EC signs online censorship deals with Ireland and France


The European Commission has signed an agreement with France and Ireland aimed at getting the two countries to help enforce the bloc’s online censorship rules.

Outlined in the Digital Services Act (DSA), the regulations proactively force social media sites such as X and TikTok to censor so-called “disinformation” and “hate speech”, as well as curtail the spread of violent content online.

Announcing the agreement with Ireland’s Coimisiún na Meán and France’s Arcom media regulators, the EC said the deal would “support enforcement” of the DSA.

“These bilateral arrangements will allow the Commission services and relevant national authorities to exchange information, data, good practices, methodologies, technical systems, and tools,” the executive’s press release reads.

“Effective cooperation will facilitate the Commission’s assessment of systemic risks, the identification of emerging ones … as well as other systemic risks under the DSA, such as the spreading of disinformation or the protection of minors.”

Officials from both countries’ regulators also expressed satisfaction regarding the deal, with Coimisiún na Meán Executive Chair Jeremy Godfrey noting the role of Ireland regarding online tech regulation.

“Thirteen of the nineteen very large online platforms and search engines have their EU headquarters in Ireland,” he said.

“This means Coimisiún na Meán will have a special role, working in tandem with the European Commission as we use the Digital Service Act to ensure a safer online world,” the regulator added.

The President of Arcom Roch-Olivier Maistre focused his praise on the DSA, expressing the need for online censorship amid the conflict in Israel and Palestine.

“The regulation on digital services is an opportunity for our continent,” he said, describing the DSA as paving the way to “new regulation of the digital space”.

The two bilateral agreements come just days after the EC demanded its censorship powers be fast-tracked after the Hamas attacks on Israel.

Both the Irish and French Governments have been supportive of the new measures, with France in particular calling for the ability to completely remove certain social media sites from its internet should they be deemed to threaten security.

Thierry Breton, the EC’s self-styled “digital enforcer”, has confirmed that such powers are contained within the DSA but can only be enforced at the European level.

Ireland has also been keen to see more speech censored within the public arena, with the coalition government currently trying to pass new hate-speech legislation.

Initially ignored by the country’s press, the bill has become a hot-button topic there after drawing international criticism.
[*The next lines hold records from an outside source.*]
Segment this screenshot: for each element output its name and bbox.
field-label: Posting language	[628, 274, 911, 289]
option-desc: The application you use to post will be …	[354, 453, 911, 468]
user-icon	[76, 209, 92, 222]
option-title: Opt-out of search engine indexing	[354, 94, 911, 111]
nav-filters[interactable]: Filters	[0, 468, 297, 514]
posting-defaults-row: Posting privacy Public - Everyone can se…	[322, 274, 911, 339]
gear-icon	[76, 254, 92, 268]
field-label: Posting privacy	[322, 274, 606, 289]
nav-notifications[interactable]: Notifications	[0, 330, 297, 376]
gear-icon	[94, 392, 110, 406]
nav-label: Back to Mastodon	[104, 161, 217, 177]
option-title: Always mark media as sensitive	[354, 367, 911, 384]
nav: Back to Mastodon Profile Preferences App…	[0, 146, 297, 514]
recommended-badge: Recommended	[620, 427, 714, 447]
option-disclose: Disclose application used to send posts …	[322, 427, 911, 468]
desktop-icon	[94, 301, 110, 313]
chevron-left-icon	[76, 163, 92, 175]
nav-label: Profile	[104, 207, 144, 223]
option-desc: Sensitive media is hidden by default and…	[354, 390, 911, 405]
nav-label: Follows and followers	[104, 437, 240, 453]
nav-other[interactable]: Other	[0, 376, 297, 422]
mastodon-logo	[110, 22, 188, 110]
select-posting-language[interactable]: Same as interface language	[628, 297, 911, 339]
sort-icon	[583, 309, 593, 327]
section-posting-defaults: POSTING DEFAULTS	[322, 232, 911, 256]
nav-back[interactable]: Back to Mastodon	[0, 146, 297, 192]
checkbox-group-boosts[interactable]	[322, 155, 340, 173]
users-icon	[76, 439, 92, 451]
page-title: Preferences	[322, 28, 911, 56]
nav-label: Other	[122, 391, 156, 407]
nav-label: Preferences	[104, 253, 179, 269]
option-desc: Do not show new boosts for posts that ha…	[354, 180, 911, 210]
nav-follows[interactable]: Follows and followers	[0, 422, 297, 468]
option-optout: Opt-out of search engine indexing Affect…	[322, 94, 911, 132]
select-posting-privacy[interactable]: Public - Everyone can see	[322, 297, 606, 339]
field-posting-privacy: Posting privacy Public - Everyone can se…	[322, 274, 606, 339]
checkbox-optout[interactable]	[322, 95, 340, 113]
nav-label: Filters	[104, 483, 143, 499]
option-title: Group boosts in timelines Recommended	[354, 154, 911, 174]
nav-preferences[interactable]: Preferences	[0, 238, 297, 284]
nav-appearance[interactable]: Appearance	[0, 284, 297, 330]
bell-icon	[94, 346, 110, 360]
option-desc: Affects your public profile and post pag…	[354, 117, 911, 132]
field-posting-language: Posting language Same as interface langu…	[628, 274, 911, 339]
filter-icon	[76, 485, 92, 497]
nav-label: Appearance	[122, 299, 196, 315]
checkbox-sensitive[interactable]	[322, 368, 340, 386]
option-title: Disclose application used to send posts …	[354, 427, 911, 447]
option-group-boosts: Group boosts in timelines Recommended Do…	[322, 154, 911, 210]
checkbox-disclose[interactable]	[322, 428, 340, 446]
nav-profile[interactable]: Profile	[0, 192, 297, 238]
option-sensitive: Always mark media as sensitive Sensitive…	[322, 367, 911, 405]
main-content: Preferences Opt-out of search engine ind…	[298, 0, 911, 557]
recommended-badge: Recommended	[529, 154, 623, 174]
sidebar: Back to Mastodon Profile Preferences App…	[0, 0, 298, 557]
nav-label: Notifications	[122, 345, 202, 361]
Elon Musk and Donald Trump both came out to denounce the planned legislation earlier this year.

The Irish Government has continued to press on with it, frequently dismissing criticism that the proposed law violates freedom of speech as being unfounded.

Although keen to hand its judiciary greater censorship powers, elements of Ireland’s political class may baulk at giving more control to the EC.

Traditionally stalwart allies, Brussels and Dublin have become increasingly divided over the conflict in Israel, with EC President Ursula von der Leyen pledging support to Tel Aviv while Ireland backs Palestine.

Irish politicians have even warned that von der Leyen’s continued support for Israel could put her position at risk, saying it is not the job of the EC chief to decide EU foreign policy.